I sat on the floor of the Democratic National Convention in New York City in 1980 and listened as Senator Ted Kennedy delivered the now famous "the dream shall never die" words at the end of a long and bruising battle for the Democratic presidential nomination which he lost to President Carter. I was one of Carter's floor managers and had been on leave from the White House to run several state primaries against Senator Kennedy.
Those had been the most difficult of the many campaigns I have done in my career. Difficult because I owed my love of politics to the Kennedys. My first exposure to politics came as a 10- year-old boy watching the returns with my dad from the Kennedy/Nixon presidential campaign in 1960. My father, a devoted Kennedy man, had taken me to Middletown, Connecticut the evening before to see John Kennedy in his last campaign stop at 2 a.m.that Election Day.
As an 18-year-old college freshman in New York City I volunteered on Bobby Kennedy's campaign for the 1968 Democratic presidential nomination. I was to become involved in Democratic campaigns for the next 25 years as a campaign consultant and another 15 years as a Democratic strategist and commentator.
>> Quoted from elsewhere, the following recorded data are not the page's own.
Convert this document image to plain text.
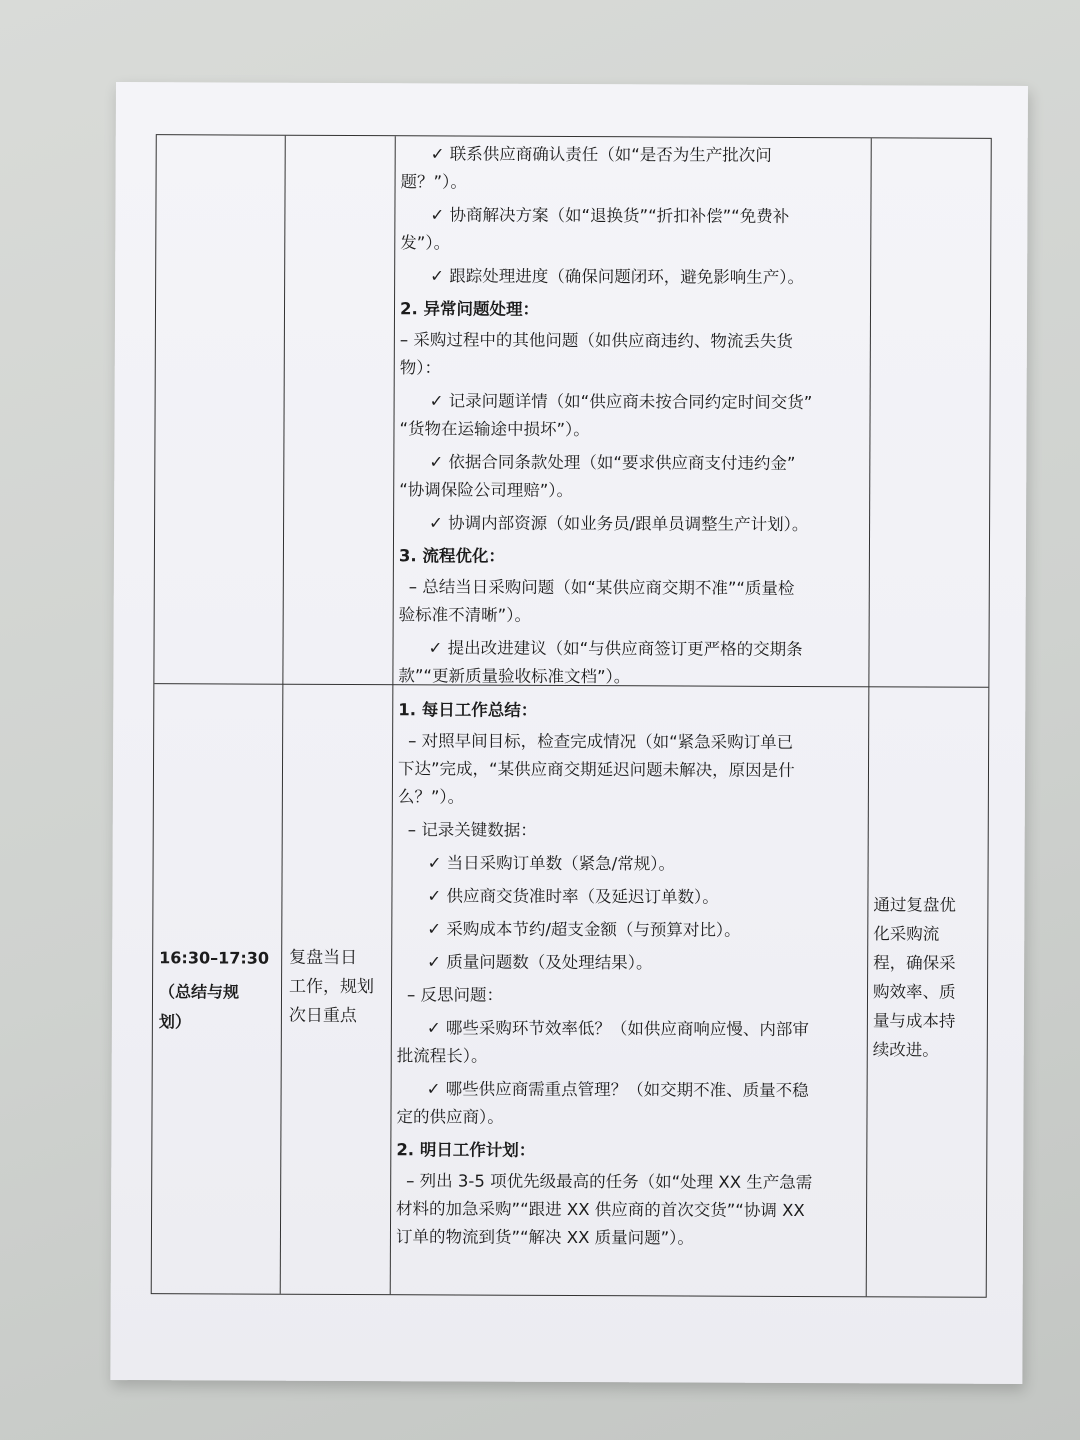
✓ 联系供应商确认责任（如“是否为生产批次问
题？”）。
✓ 协商解决方案（如“退换货”“折扣补偿”“免费补
发”）。
✓ 跟踪处理进度（确保问题闭环，避免影响生产）。
2. 异常问题处理：
– 采购过程中的其他问题（如供应商违约、物流丢失货
物）：
✓ 记录问题详情（如“供应商未按合同约定时间交货”
“货物在运输途中损坏”）。
✓ 依据合同条款处理（如“要求供应商支付违约金”
“协调保险公司理赔”）。
✓ 协调内部资源（如业务员/跟单员调整生产计划）。
3. 流程优化：
– 总结当日采购问题（如“某供应商交期不准”“质量检
验标准不清晰”）。
✓ 提出改进建议（如“与供应商签订更严格的交期条
款”“更新质量验收标准文档”）。
16:30–17:30
（总结与规
划）
复盘当日
工作，规划
次日重点
1. 每日工作总结：
– 对照早间目标，检查完成情况（如“紧急采购订单已
下达”完成，“某供应商交期延迟问题未解决，原因是什
么？”）。
– 记录关键数据：
✓ 当日采购订单数（紧急/常规）。
✓ 供应商交货准时率（及延迟订单数）。
✓ 采购成本节约/超支金额（与预算对比）。
✓ 质量问题数（及处理结果）。
– 反思问题：
✓ 哪些采购环节效率低？（如供应商响应慢、内部审
批流程长）。
✓ 哪些供应商需重点管理？（如交期不准、质量不稳
定的供应商）。
2. 明日工作计划：
– 列出 3-5 项优先级最高的任务（如“处理 XX 生产急需
材料的加急采购”“跟进 XX 供应商的首次交货”“协调 XX
订单的物流到货”“解决 XX 质量问题”）。
通过复盘优
化采购流
程，确保采
购效率、质
量与成本持
续改进。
I don't know if I would have pursued a life in politics without the Kennedys but I know for certain that they were the reason I became and remain 40 years later an unapologetic liberal Democrat.
I cried that night in New York City listening to Teddy Kennedy give his last speech as a candidate for president.
The 1980 Carter/Kennedy race had been bitter and some of my fellow Carter operatives seemed surprised at my reaction that night. But those that knew what the Kennedys had meant to me understood why Ted Kennedy's "sailing against the wind" move meant, so "the dream would endure and never die" moved me to tears.
When I heard the news of Ted Kennedy's death this morning I cried again, not just for the man but for the dream that he had defended for the next 29 years which made him such a powerful force in politics and a hero to millions of liberals. It has not always been easy being a liberal, especially in American politics the last three decades. But whenever the dream looked as if it would not endure, there was Teddy Kennedy standing against the winds of conservatism determined end it.
In battle after battle Kennedy would thwart those who were enemies of liberalism. Surprisingly many of those that sought to reverse the progressive agenda were among Teddy Kennedy's many friends. Time and again, often against great odds, Kennedy would defend the liberal agenda and he would succeed. He at times needed to compromise but always on tactics never on principle.
The Lion is gone now but the dream still endures. There is no one who can replace Teddy Kennedy. Boor those of us who believe in the great progressive agenda, especially Kennedy's life-long belief that "healthcare is a right and not a privilege."
The fight must go on. The Lion would expect nothing less.